Boissons gazeuses, aspartame et risque de cancer et de maladie cardiovasculaire | Maternidad y todo

Voir les articles correspondants aux pages 1390, 1409 et 1419.

La consommation de boissons gazeuses sucrées a été associée à un excès de poids et à un risque accru de diabète de type 2 dans des revues systématiques et des méta-analyses des preuves (1, 2), et ces conditions sont par elles-mêmes liées à un risque accru de mortalité, de maladie cardiovasculaire, de certains cancers et d’autres maladies chroniques. Les preuves d’une association entre la consommation de boissons gazeuses et le risque de maladie cardiovasculaire et de cancer sont toutefois plus limitées (3-7). Les boissons gazeuses sucrées sont la principale source de sucres ajoutés dans le régime alimentaire américain et contribuent à 9,2 % de l’apport énergétique total aux États-Unis (8).

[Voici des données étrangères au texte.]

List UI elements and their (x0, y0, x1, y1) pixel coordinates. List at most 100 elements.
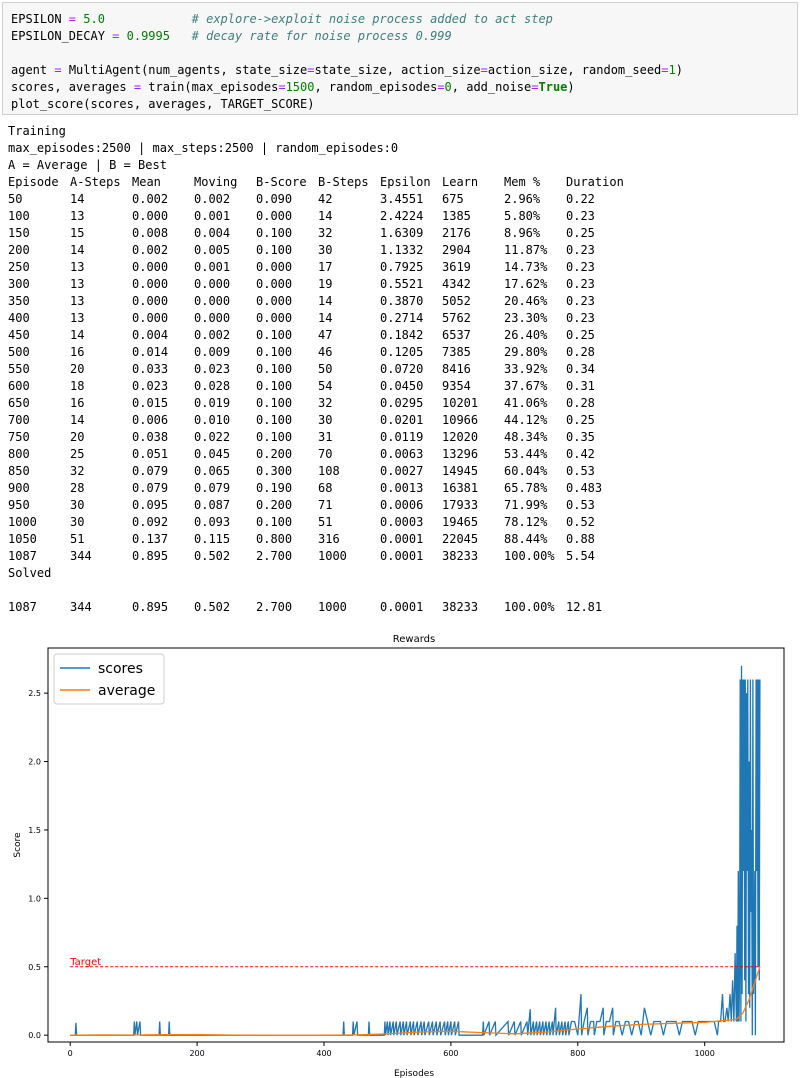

Récemment, l’American Heart Association a publié des recommandations visant à réduire l’apport en sucre ajouté à un maximum de 100-150 kcal/j pour la plupart des Américains (9). Le remplacement des boissons sucrées par des boissons non ou faiblement caloriques pourrait être utilisé pour réduire l’apport en sucre, et les sodas light artificiellement sucrés ont été commercialisés comme une alternative plus saine en raison de leur manque de calories. Cependant, il n’est pas clair s’ils devraient être recommandés en remplacement des boissons gazeuses sucrées car certaines études ont trouvé un risque accru de diabète de type 2, de maladie cardiovasculaire ou de syndrome métabolique avec une consommation plus élevée de boissons gazeuses diététiques (10-12), bien qu’il soit possible que ces résultats soient dus à une causalité inverse (4).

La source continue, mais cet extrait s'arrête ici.